Also auch hier, in einer der größten Traditionsbranchen, kündigen sich gravierende Veränderung im Vertrieb an. Tendenz wie überall: weniger stationärer Handel, weniger Fläche, mehr Internet, mehr mobil.

So, und jetzt erfahre ich, lieber Herr Sobol, dass sowohl ElectronicPartner mit seiner Großflächenmarke Medimax als auch Media Saturn (MSH) planen, weitere Flächenmärkte in Deutschland zu eröffnen. Sie, lieber Herr Sobol, haben gerade angekündigt, zusätzlich zu den zehn übernommenen ProMarkt-Standorten in diesem Jahr auch noch zehn eigene Neueröffnungen vorzunehmen (davon sind drei bereits eröffnet worden). Doch nicht nur Medimax, auch Media-Saturn plant weitere Märkte in Deutschland. Dies kündigte Deutschland-Chef Wolfgang Kirsch kürzlich in einem Interview mit der Tageszeitung Die Welt an. "Es gibt überhaupt keine Überlegungen bei uns, Märkte zu schließen. Wir haben immer noch weiße Flecken auf der Landkarte, es gibt immer noch Städte, in denen wir gar nicht vertreten sind. In den kommenden zwei oder drei Jahren dürften jährlich zehn neue Märkte hinzukommen“, so Kirsch in dem Welt-Interview.

Mit anderen Worten: Andere Branchen wie die Automobilhersteller arbeiten daran, die Verkaufsfläche aus Kostengründen zu reduzieren, Sie dagegen weiten sie sogar noch aus.

Lieber Herr Sobol, ist das Ihr Ernst?
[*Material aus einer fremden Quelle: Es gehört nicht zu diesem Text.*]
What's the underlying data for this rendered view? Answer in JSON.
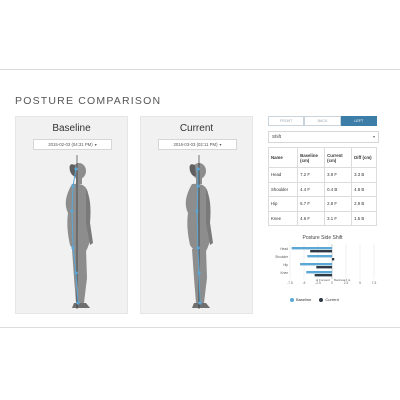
{
  "page": {
    "title": "POSTURE COMPARISON"
  },
  "panels": {
    "baseline": {
      "label": "Baseline",
      "date": "2015-02-03 (04:31 PM)",
      "caret": "▾"
    },
    "current": {
      "label": "Current",
      "date": "2016-03-03 (02:11 PM)",
      "caret": "▾"
    }
  },
  "tabs": [
    {
      "label": "FRONT",
      "active": false
    },
    {
      "label": "BACK",
      "active": false
    },
    {
      "label": "LEFT",
      "active": true
    }
  ],
  "measure_select": {
    "value": "Shift",
    "caret": "▾"
  },
  "table": {
    "headers": [
      "Name",
      "Baseline (cm)",
      "Current (cm)",
      "Diff (cm)"
    ],
    "rows": [
      [
        "Head",
        "7.2 F",
        "3.9 F",
        "3.3 B"
      ],
      [
        "Shoulder",
        "4.4 F",
        "0.4 B",
        "4.8 B"
      ],
      [
        "Hip",
        "5.7 F",
        "2.8 F",
        "2.9 B"
      ],
      [
        "Knee",
        "4.6 F",
        "3.1 F",
        "1.5 B"
      ]
    ]
  },
  "chart_data": {
    "type": "bar",
    "title": "Posture Side Shift",
    "categories": [
      "Head",
      "Shoulder",
      "Hip",
      "Knee"
    ],
    "series": [
      {
        "name": "Baseline",
        "values": [
          -7.2,
          -4.4,
          -5.7,
          -4.6
        ],
        "color": "#5aa7d6"
      },
      {
        "name": "Current",
        "values": [
          -3.9,
          0.4,
          -2.8,
          -3.1
        ],
        "color": "#2f3a44"
      }
    ],
    "xlim": [
      -7.5,
      7.5
    ],
    "x_ticks": [
      "-7.5",
      "-5",
      "-2.5",
      "0",
      "2.5",
      "5",
      "7.5"
    ],
    "axis_labels": {
      "left": "◄ Forward",
      "right": "Backward ►"
    },
    "legend_placement": "bottom"
  },
  "colors": {
    "accent": "#3c7ea8",
    "baseline": "#5aa7d6",
    "current": "#2f3a44"
  }
}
Gibt es denn noch nicht genug Verkaufsfläche in Deutschland?! Haben Sie zu viel Geld? Oder wollen Sie sich unbedingt ruinieren? Auf der einen Seite jammert der gesamte stationäre Einzelhandel seit Jahren darüber, dass einfach heute schon viel zu viel Verkaufsfläche vorhanden ist und der Umsatz pro Quadratmeter immer weniger wird. Und dann kommen Sie und Ihr Kollegen von der Konkurrenz aus Ingolstadt daher und kündigen an, noch mehr Fläche belegen zu wollen. Muss man das verstehen? Muss denn wirklich in jedem deutschen Kaff ein Medimax- oder ein Media-Markt sein? Vor allem, wenn der nächste keine 20 Kilometer entfernt ist. Fällt Ihnen wirklich nichts Besseres ein?

Mögliche Erklärung: Sie glauben, Umsatzzuwachs nur über Flächenerweiterung erzielen zu können. Das würde im Umkehrschluss bedeuten: Auf bestehender Fläche geht der Umsatz zurück. Also weniger Umsatz pro Quadratmeter und auch weniger Gewinn pro Quadratmeter. Wäre es nicht sinnvoller, alle Kräfte daran zu setzen, die Kennzahlen pro bestehender Fläche zu verbessern und parallel dazu im Internet mehr Gas zu geben?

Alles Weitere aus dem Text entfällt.